“Lo smart working conviene alle aziende, più che ai lavoratori”: è questo il titolo inequivocabile proposto da La Nazione in data 14 giugno 2021.

Ancora una volta, ciò che fino a ieri veniva diffamato come complottismo ora viene candidamente ammesso anche dagli autoproclamati professionisti dell’informazione. Vero è comunque che una menzogna ripetuta migliaia di volte può facilmente essere contrabandata come verità. E ciò vale anche per lo smart working, che per mesi dall’inizio dell’emergenza sanitaria è stato osannato come l’ottava meraviglia da parte della retorica neoliberale.

Intendiamoci, che lo smart working sia splendido è vero solo a una condizione: vale a dire se lo si analizza dal punto di vista del blocco oligarchico neoliberale. Che lo smart working sia inferno per gli sfruttati e paradiso per gli sfruttatori appare limpidamente se si considera ad esempio la questione dei costi legati ai pasti, alle strutture, ai riscaldamenti e così via. Tali costi ricadono ora integralmente sulle spalle dei lavoratori, le cui dimore sono state repentinamente mutate in altrettanti uffici personali.

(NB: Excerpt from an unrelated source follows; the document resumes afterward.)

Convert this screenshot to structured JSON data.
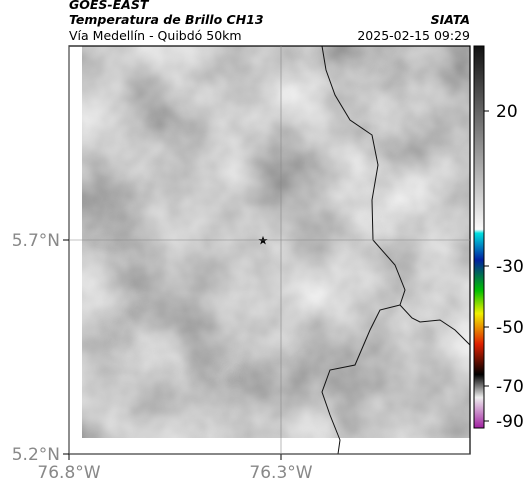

A ciò si aggiunga ancora il fatto che, mediante le tanto glorificate pratiche dello smart working, evapora la linea divisoria tra tempo di lavoro e tempo della vita. Tra luogo del lavoro e luogo della vita. La casa diventa ufficio e il tempo trascorso in casa si muta in tempo potenzialmente sempre disponibile per la valorizzazione del lavoro. Il capitale espugna così la dimora come ultimo fortilizio non ancora colonizzato.

Insomma, da qualunque inquadratura lo si analizzi, lo smart working è un paradiso soltanto per i gruppi dominanti. Gli stessi per inciso che sguinzagliano i loro intellettuali di completamento per celebrarlo a reti unificate come prodigio per tutti benefico. Per i gruppi dominati resta soltanto un inferno.